Formal verification would reduce reliance on human review of a large and complex rulebook. Instead of asking auditors to catch every edge case by inspection, developers can create a concise specification and use computer-checked proofs to verify that the implementation follows it.

That approach is becoming more important as privacy systems become more sophisticated. Orchard was built for performance and contains special cases that make it harder to review manually. A simpler and formally verified circuit could reduce the surface area for this type of mistake.

Zcash developers and affiliated teams are now pursuing multiple security efforts, including continued work with Hornby, formal verification of Orchard’s circuit, and additional security hiring.

Shielded Labs also said a detailed proposal for supply-verification upgrades could follow shortly.

AI turns old bugs into immediate market risks

The Zcash disclosure highlights a fundamental shift in the economics of software security. While artificial intelligence did not create the Orchard vulnerability, it severely compressed the timeline between a hidden risk and its public discovery.

This acceleration poses a systemic challenge to the broader digital asset sector.

Cryptocurrency protocols rely on open-source code and complex financial logic to govern massive pools of capital, making them highly attractive targets. Decentralized finance (DeFi) applications, cross-chain bridges, and layer-1 blockchains have all suffered from foundational bugs missed during initial audits.

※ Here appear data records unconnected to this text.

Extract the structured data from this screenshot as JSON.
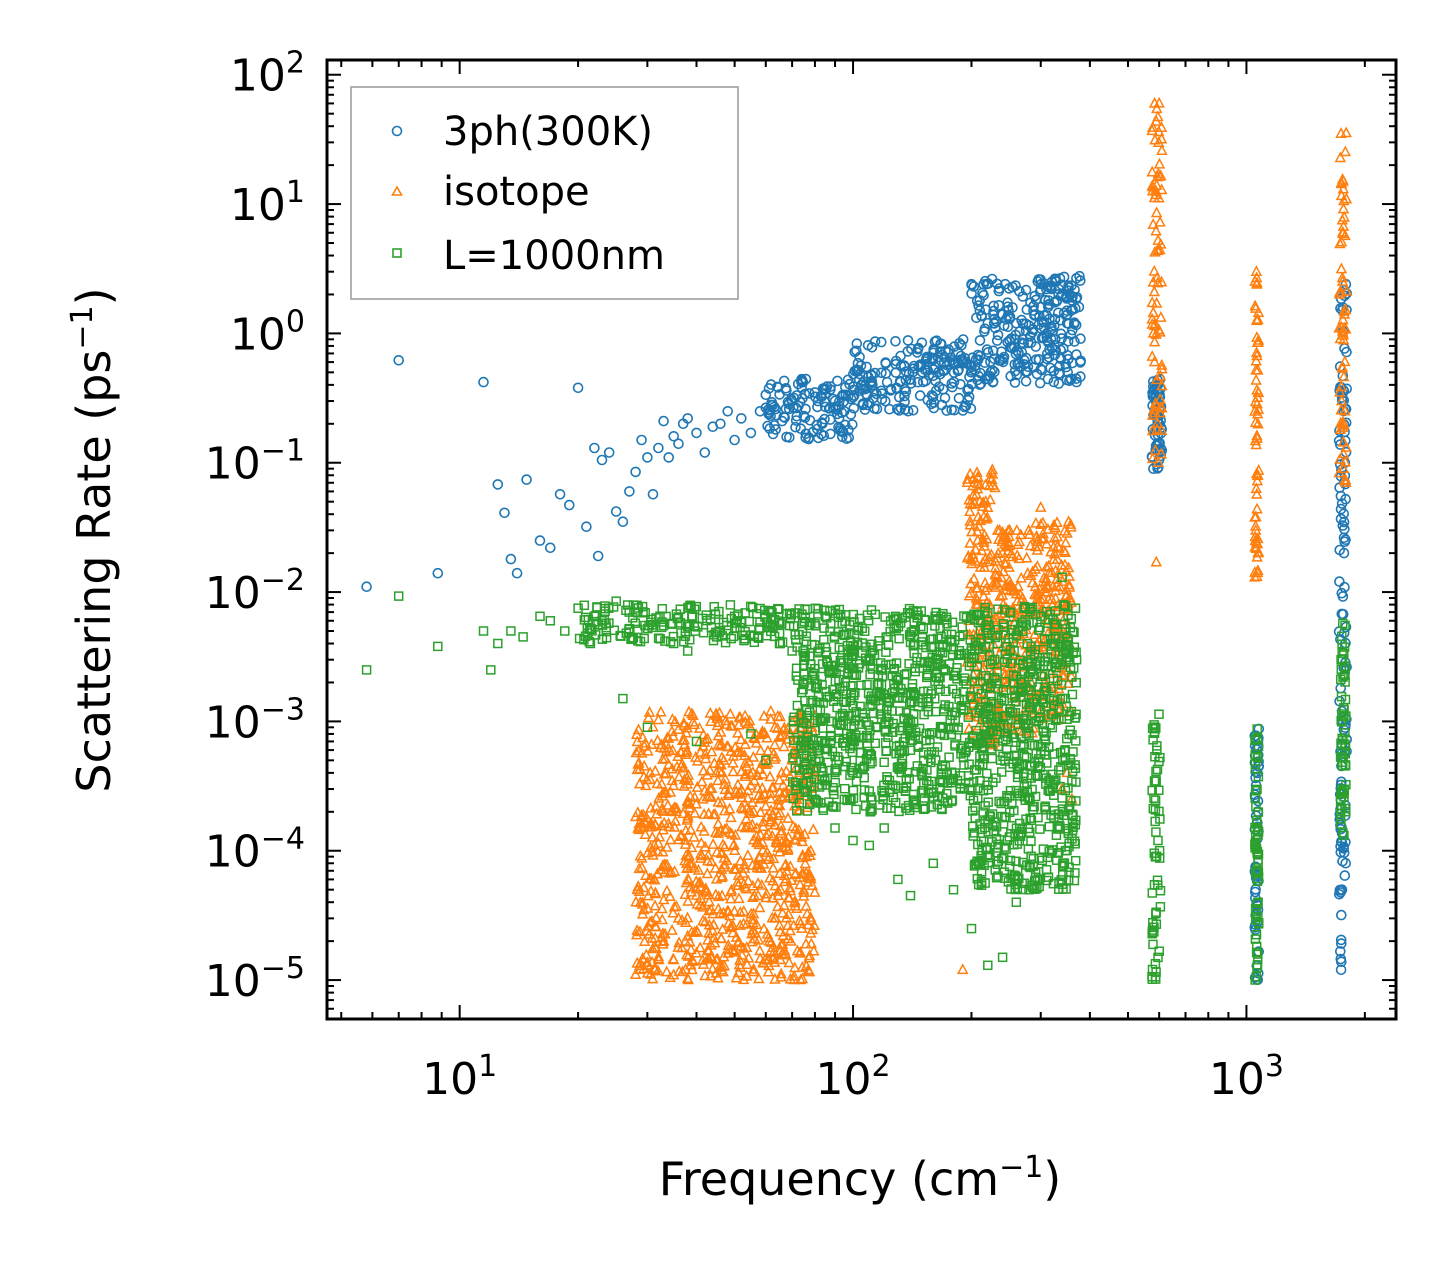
{
  "chart_data": {
    "type": "scatter",
    "title": "",
    "xlabel": "Frequency (cm",
    "xlabel_sup": "−1",
    "xlabel_end": ")",
    "ylabel": "Scattering Rate (ps",
    "ylabel_sup": "−1",
    "ylabel_end": ")",
    "xscale": "log",
    "yscale": "log",
    "xlim": [
      4.6,
      2400
    ],
    "ylim": [
      5e-06,
      130
    ],
    "xticks": [
      {
        "value": 10,
        "base": "10",
        "exp": "1"
      },
      {
        "value": 100,
        "base": "10",
        "exp": "2"
      },
      {
        "value": 1000,
        "base": "10",
        "exp": "3"
      }
    ],
    "yticks": [
      {
        "value": 1e-05,
        "base": "10",
        "exp": "−5"
      },
      {
        "value": 0.0001,
        "base": "10",
        "exp": "−4"
      },
      {
        "value": 0.001,
        "base": "10",
        "exp": "−3"
      },
      {
        "value": 0.01,
        "base": "10",
        "exp": "−2"
      },
      {
        "value": 0.1,
        "base": "10",
        "exp": "−1"
      },
      {
        "value": 1,
        "base": "10",
        "exp": "0"
      },
      {
        "value": 10,
        "base": "10",
        "exp": "1"
      },
      {
        "value": 100,
        "base": "10",
        "exp": "2"
      }
    ],
    "legend_position": "top-left",
    "series": [
      {
        "name": "3ph(300K)",
        "marker": "circle",
        "color": "#1f77b4",
        "x": [
          5.8,
          7.0,
          8.8,
          11.5,
          12.5,
          13.0,
          13.5,
          14.0,
          14.8,
          16.0,
          17.0,
          18.0,
          19.0,
          20.0,
          21.0,
          22.0,
          22.5,
          23.0,
          24.0,
          25.0,
          26.0,
          27.0,
          28.0,
          29.0,
          30.0,
          31.0,
          32.0,
          33.0,
          34.0,
          35.0,
          36.0,
          37.0,
          38.0,
          40.0,
          42.0,
          44.0,
          46.0,
          48.0,
          50.0,
          52.0,
          55.0,
          58.0,
          62.0,
          66.0,
          70.0,
          75.0,
          80.0,
          85.0,
          90.0,
          95.0,
          100,
          106,
          112,
          118,
          125,
          132,
          140,
          150,
          160,
          170,
          180,
          190,
          200,
          210,
          220,
          230,
          240,
          250,
          260,
          270,
          280,
          290,
          300,
          310,
          320,
          330,
          340,
          350,
          360,
          375,
          580,
          585,
          590,
          595,
          600,
          1740,
          1750,
          1760,
          1770,
          1780,
          1790
        ],
        "y": [
          0.011,
          0.62,
          0.014,
          0.42,
          0.068,
          0.041,
          0.018,
          0.014,
          0.074,
          0.025,
          0.022,
          0.057,
          0.047,
          0.38,
          0.032,
          0.13,
          0.019,
          0.105,
          0.12,
          0.042,
          0.035,
          0.06,
          0.085,
          0.15,
          0.11,
          0.057,
          0.13,
          0.21,
          0.11,
          0.16,
          0.14,
          0.2,
          0.22,
          0.17,
          0.12,
          0.19,
          0.2,
          0.25,
          0.15,
          0.22,
          0.17,
          0.25,
          0.28,
          0.21,
          0.3,
          0.23,
          0.35,
          0.27,
          0.3,
          0.25,
          0.32,
          0.28,
          0.4,
          0.36,
          0.37,
          0.42,
          0.44,
          0.5,
          0.47,
          0.52,
          0.58,
          0.6,
          0.55,
          1.5,
          1.2,
          1.1,
          1.4,
          1.3,
          1.2,
          0.9,
          1.15,
          1.4,
          2.6,
          2.2,
          2.5,
          1.8,
          2.0,
          1.9,
          1.8,
          1.6,
          0.09,
          0.25,
          0.3,
          0.35,
          0.2,
          1.2e-05,
          5e-05,
          0.001,
          0.02,
          0.1,
          2.4
        ],
        "bands": [
          {
            "x_range": [
              200,
              380
            ],
            "y_range": [
              0.4,
              2.8
            ]
          },
          {
            "x_range": [
              100,
              200
            ],
            "y_range": [
              0.25,
              0.9
            ]
          },
          {
            "x_range": [
              60,
              100
            ],
            "y_range": [
              0.15,
              0.45
            ]
          },
          {
            "x_range": [
              575,
              610
            ],
            "y_range": [
              0.09,
              0.45
            ]
          },
          {
            "x_range": [
              1050,
              1075
            ],
            "y_range": [
              1e-05,
              0.0009
            ]
          },
          {
            "x_range": [
              1720,
              1800
            ],
            "y_range": [
              1.2e-05,
              2.5
            ]
          }
        ]
      },
      {
        "name": "isotope",
        "marker": "triangle",
        "color": "#ff7f0e",
        "x": [
          28,
          30,
          33,
          36,
          40,
          45,
          50,
          55,
          60,
          65,
          70,
          75,
          80,
          190,
          210,
          240,
          250,
          280,
          300,
          310,
          330,
          340,
          350,
          360,
          580,
          590,
          600,
          1050,
          1060,
          1070,
          1740,
          1760,
          1780,
          1790
        ],
        "y": [
          1.1e-05,
          1.3e-05,
          2e-05,
          3e-05,
          4.5e-05,
          6e-05,
          0.0001,
          0.00015,
          0.00022,
          0.00035,
          0.0005,
          0.0008,
          0.0011,
          1.2e-05,
          0.05,
          0.02,
          0.03,
          0.003,
          0.045,
          0.01,
          0.006,
          0.0003,
          0.0004,
          0.00025,
          1.0,
          0.017,
          60,
          0.013,
          3.0,
          0.02,
          35,
          1.0,
          0.25,
          0.07
        ],
        "bands": [
          {
            "x_range": [
              28,
              80
            ],
            "y_range": [
              1e-05,
              0.0012
            ]
          },
          {
            "x_range": [
              195,
              230
            ],
            "y_range": [
              0.0006,
              0.09
            ]
          },
          {
            "x_range": [
              230,
              290
            ],
            "y_range": [
              0.0008,
              0.03
            ]
          },
          {
            "x_range": [
              290,
              360
            ],
            "y_range": [
              0.001,
              0.035
            ]
          },
          {
            "x_range": [
              575,
              610
            ],
            "y_range": [
              0.1,
              60
            ]
          },
          {
            "x_range": [
              1050,
              1075
            ],
            "y_range": [
              0.013,
              3.0
            ]
          },
          {
            "x_range": [
              1720,
              1800
            ],
            "y_range": [
              0.07,
              40
            ]
          }
        ]
      },
      {
        "name": "L=1000nm",
        "marker": "square",
        "color": "#2ca02c",
        "x": [
          5.8,
          7.0,
          8.8,
          11.5,
          12.0,
          12.5,
          13.5,
          14.5,
          16.0,
          17.0,
          18.5,
          20.0,
          21.5,
          22.0,
          23.0,
          25.0,
          26.0,
          28.0,
          30.0,
          33.0,
          35.0,
          38.0,
          40.0,
          45.0,
          50.0,
          55.0,
          60.0,
          65.0,
          70.0,
          75.0,
          80.0,
          85.0,
          90.0,
          95.0,
          100,
          110,
          120,
          130,
          140,
          160,
          180,
          200,
          220,
          240,
          260,
          280,
          300,
          320,
          340,
          360,
          370
        ],
        "y": [
          0.0025,
          0.0093,
          0.0038,
          0.005,
          0.0025,
          0.004,
          0.005,
          0.0045,
          0.0065,
          0.006,
          0.005,
          0.0075,
          0.004,
          0.0065,
          0.006,
          0.0085,
          0.0015,
          0.007,
          0.0009,
          0.0055,
          0.004,
          0.0035,
          0.0007,
          0.0045,
          0.0065,
          0.0008,
          0.0005,
          0.004,
          0.0035,
          0.0003,
          0.00025,
          0.0065,
          0.00015,
          0.00025,
          0.00012,
          0.00011,
          0.00015,
          6e-05,
          4.5e-05,
          8e-05,
          5e-05,
          2.5e-05,
          1.3e-05,
          1.5e-05,
          4e-05,
          5e-05,
          0.0065,
          0.004,
          0.013,
          0.0022,
          0.003
        ],
        "bands": [
          {
            "x_range": [
              20,
              70
            ],
            "y_range": [
              0.004,
              0.008
            ]
          },
          {
            "x_range": [
              70,
              200
            ],
            "y_range": [
              0.0002,
              0.0075
            ]
          },
          {
            "x_range": [
              200,
              370
            ],
            "y_range": [
              5e-05,
              0.008
            ]
          },
          {
            "x_range": [
              575,
              605
            ],
            "y_range": [
              1e-05,
              0.0014
            ]
          },
          {
            "x_range": [
              1050,
              1075
            ],
            "y_range": [
              1e-05,
              0.0009
            ]
          },
          {
            "x_range": [
              1730,
              1790
            ],
            "y_range": [
              0.00012,
              0.006
            ]
          }
        ]
      }
    ]
  }
}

That threat is moving fast enough to alarm industry veterans. Last month, OpenZeppelin co-founder Manuel Aráoz urged investors to exit DeFi altogether, warning that AI agents are now capable of identifying vulnerabilities far faster than human reviewers.

The caution arrives as the DeFi sector faces mounting pressure, having lost over $1.1 billion to exploits in the past year.

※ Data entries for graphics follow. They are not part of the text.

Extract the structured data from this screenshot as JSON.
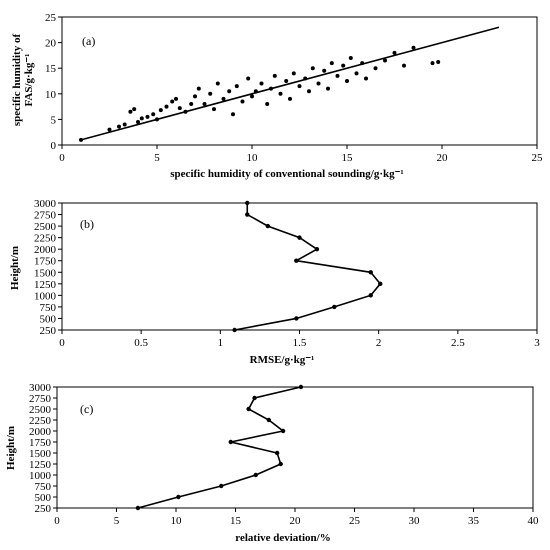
{
  "chart_data": [
    {
      "type": "scatter",
      "panel_label": "(a)",
      "xlabel": "specific humidity of conventional sounding/g·kg⁻¹",
      "ylabel_lines": [
        "specific humidity of",
        "FAS/g·kg⁻¹"
      ],
      "xlim": [
        0,
        25
      ],
      "ylim": [
        0,
        25
      ],
      "xticks": [
        0,
        5,
        10,
        15,
        20,
        25
      ],
      "yticks": [
        0,
        5,
        10,
        15,
        20,
        25
      ],
      "fit_line": {
        "x": [
          1,
          23
        ],
        "y": [
          1,
          23
        ]
      },
      "points": [
        [
          1.0,
          1.0
        ],
        [
          2.5,
          3.0
        ],
        [
          3.0,
          3.6
        ],
        [
          3.3,
          4.0
        ],
        [
          3.6,
          6.5
        ],
        [
          3.8,
          7.0
        ],
        [
          4.0,
          4.5
        ],
        [
          4.2,
          5.2
        ],
        [
          4.5,
          5.5
        ],
        [
          4.8,
          6.0
        ],
        [
          5.0,
          5.0
        ],
        [
          5.2,
          6.8
        ],
        [
          5.5,
          7.5
        ],
        [
          5.8,
          8.5
        ],
        [
          6.0,
          9.0
        ],
        [
          6.2,
          7.2
        ],
        [
          6.5,
          6.5
        ],
        [
          6.8,
          8.0
        ],
        [
          7.0,
          9.5
        ],
        [
          7.2,
          11.0
        ],
        [
          7.5,
          8.0
        ],
        [
          7.8,
          10.0
        ],
        [
          8.0,
          7.0
        ],
        [
          8.2,
          12.0
        ],
        [
          8.5,
          9.0
        ],
        [
          8.8,
          10.5
        ],
        [
          9.0,
          6.0
        ],
        [
          9.2,
          11.5
        ],
        [
          9.5,
          8.5
        ],
        [
          9.8,
          13.0
        ],
        [
          10.0,
          9.5
        ],
        [
          10.2,
          10.5
        ],
        [
          10.5,
          12.0
        ],
        [
          10.8,
          8.0
        ],
        [
          11.0,
          11.0
        ],
        [
          11.2,
          13.5
        ],
        [
          11.5,
          10.0
        ],
        [
          11.8,
          12.5
        ],
        [
          12.0,
          9.0
        ],
        [
          12.2,
          14.0
        ],
        [
          12.5,
          11.5
        ],
        [
          12.8,
          13.0
        ],
        [
          13.0,
          10.5
        ],
        [
          13.2,
          15.0
        ],
        [
          13.5,
          12.0
        ],
        [
          13.8,
          14.5
        ],
        [
          14.0,
          11.0
        ],
        [
          14.2,
          16.0
        ],
        [
          14.5,
          13.5
        ],
        [
          14.8,
          15.5
        ],
        [
          15.0,
          12.5
        ],
        [
          15.2,
          17.0
        ],
        [
          15.5,
          14.0
        ],
        [
          15.8,
          16.0
        ],
        [
          16.0,
          13.0
        ],
        [
          16.5,
          15.0
        ],
        [
          17.0,
          16.5
        ],
        [
          17.5,
          18.0
        ],
        [
          18.0,
          15.5
        ],
        [
          18.5,
          19.0
        ],
        [
          19.5,
          16.0
        ],
        [
          19.8,
          16.2
        ]
      ]
    },
    {
      "type": "line",
      "panel_label": "(b)",
      "xlabel": "RMSE/g·kg⁻¹",
      "ylabel": "Height/m",
      "xlim": [
        0,
        3
      ],
      "ylim": [
        250,
        3000
      ],
      "xticks": [
        0,
        0.5,
        1,
        1.5,
        2,
        2.5,
        3
      ],
      "yticks": [
        250,
        500,
        750,
        1000,
        1250,
        1500,
        1750,
        2000,
        2250,
        2500,
        2750,
        3000
      ],
      "x": [
        1.09,
        1.48,
        1.72,
        1.95,
        2.01,
        1.95,
        1.48,
        1.61,
        1.5,
        1.3,
        1.17,
        1.17
      ],
      "y": [
        250,
        500,
        750,
        1000,
        1250,
        1500,
        1750,
        2000,
        2250,
        2500,
        2750,
        3000
      ]
    },
    {
      "type": "line",
      "panel_label": "(c)",
      "xlabel": "relative deviation/%",
      "ylabel": "Height/m",
      "xlim": [
        0,
        40
      ],
      "ylim": [
        250,
        3000
      ],
      "xticks": [
        0,
        5,
        10,
        15,
        20,
        25,
        30,
        35,
        40
      ],
      "yticks": [
        250,
        500,
        750,
        1000,
        1250,
        1500,
        1750,
        2000,
        2250,
        2500,
        2750,
        3000
      ],
      "x": [
        6.8,
        10.2,
        13.8,
        16.7,
        18.8,
        18.5,
        14.6,
        19.0,
        17.8,
        16.1,
        16.6,
        20.5
      ],
      "y": [
        250,
        500,
        750,
        1000,
        1250,
        1500,
        1750,
        2000,
        2250,
        2500,
        2750,
        3000
      ]
    }
  ]
}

Compounding these structural fears is Anthropic’s quiet unveiling of Claude Mythos. The vulnerability-seeking AI model was deemed too dangerous for public release by the San Francisco-based company, underscoring the potential for sudden, irreversible losses if such tools fall into the wrong hands.

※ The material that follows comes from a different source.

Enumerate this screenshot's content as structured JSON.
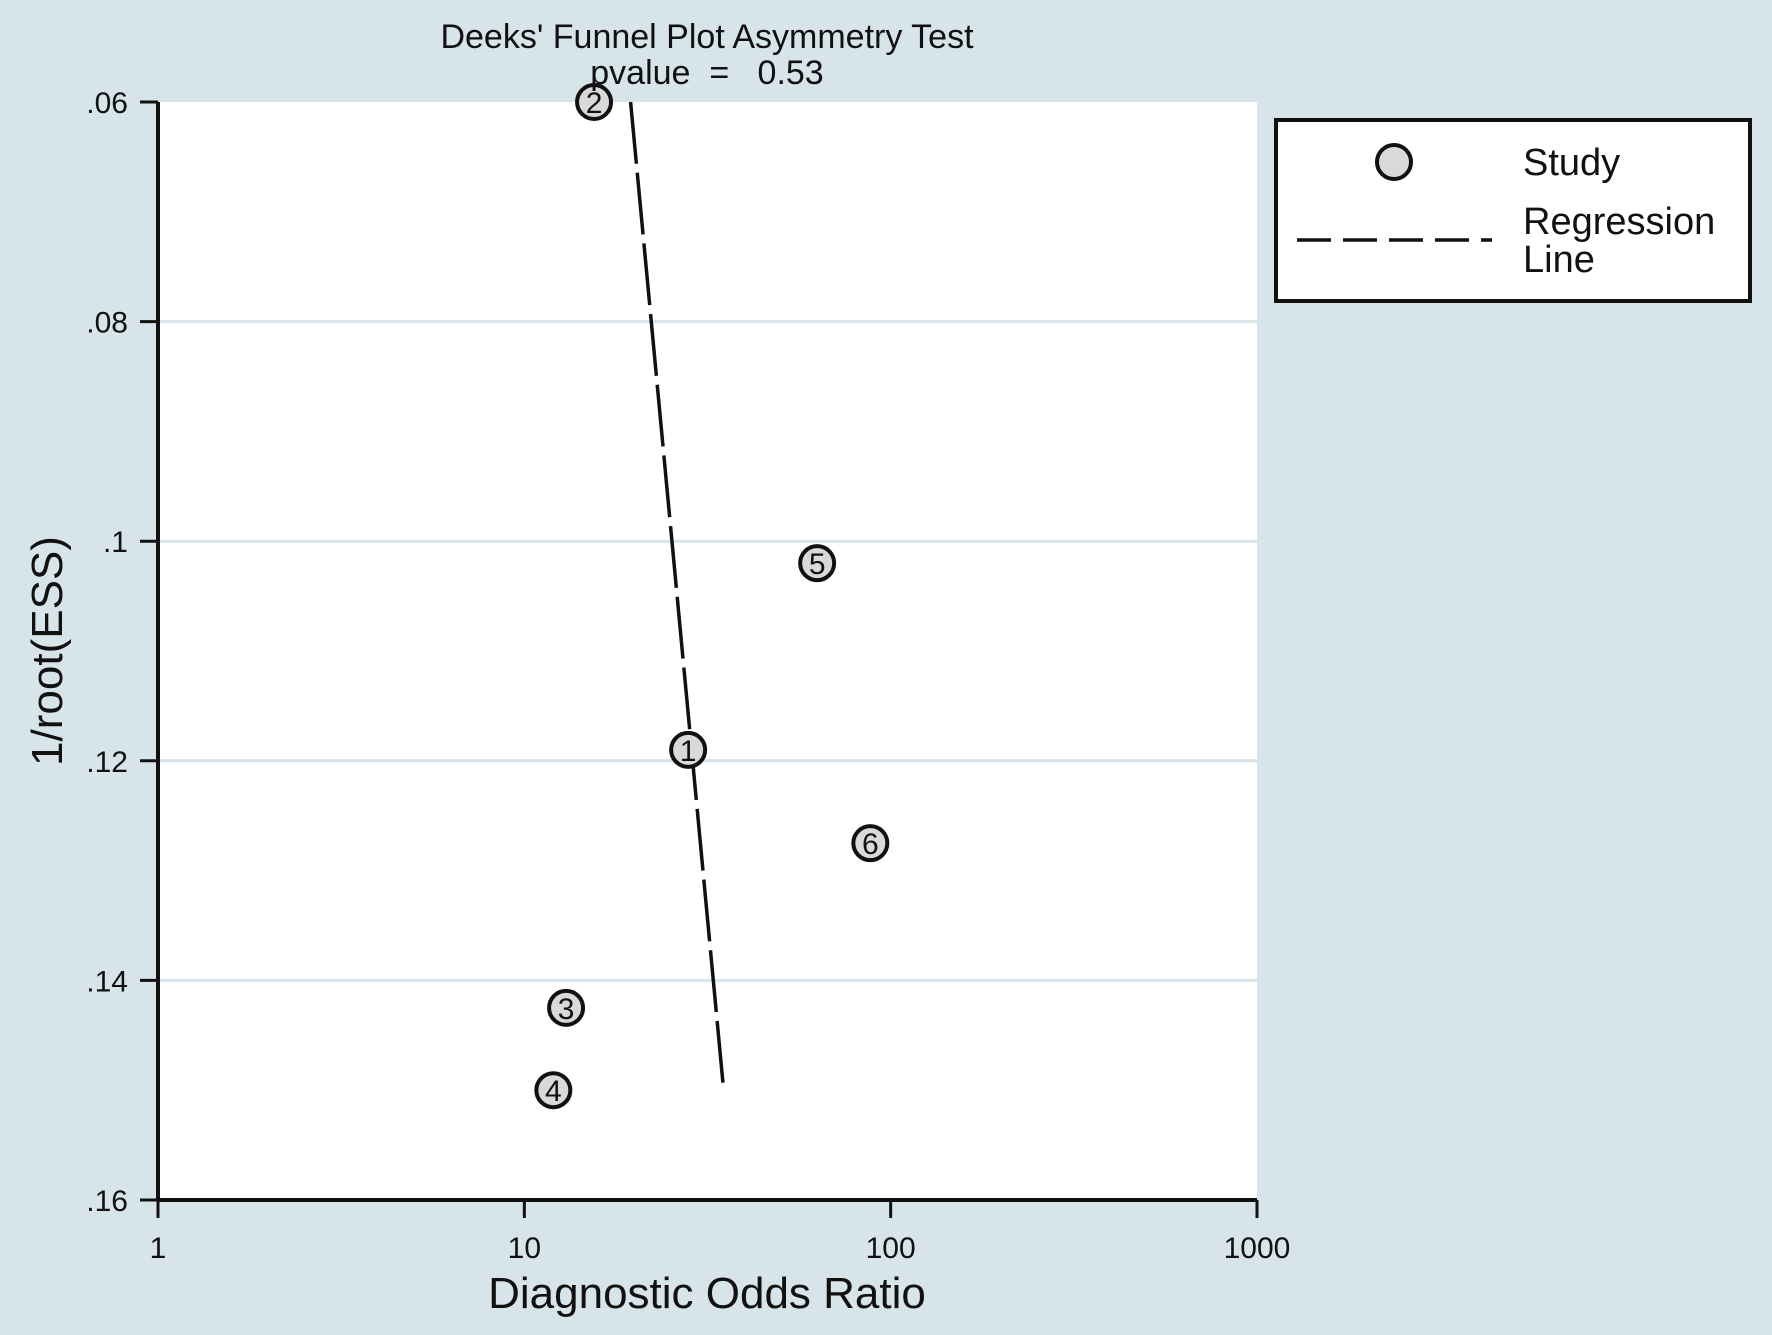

In an interview with CryptoSlate, Deddy Lavid, chief executive of blockchain security firm Cyvers, emphasized the scale of the problem, estimating that the sector’s financial exposure to AI-driven exploits easily ranges from hundreds of millions to billions of dollars.

Ultimately, AI presents a double-edged sword for blockchain infrastructure. As these models become more sophisticated, they drastically lower the cost and effort required for attackers to find weaknesses, while simultaneously giving defensive researchers the tools to patch them faster.

This dual-use reality shaped the response from prominent crypto executives. Grayscale Chairman Barry Silbert framed the Zcash episode as clear evidence that digital assets have fully entered an “AI-enabled” threat environment.

Yet, industry advocates maintain that the fundamentals of protocol defense remain the same.

Gemini co-founder Tyler Winklevoss noted that software security has always been a continuous race between developers and malicious actors.

According to him, artificial intelligence has simply accelerated the pace for both sides. He stated:

“AI doesn’t change this game of cat and mouse, it just accelerates it. Every piece of software has to run this race. There’s no escaping it.”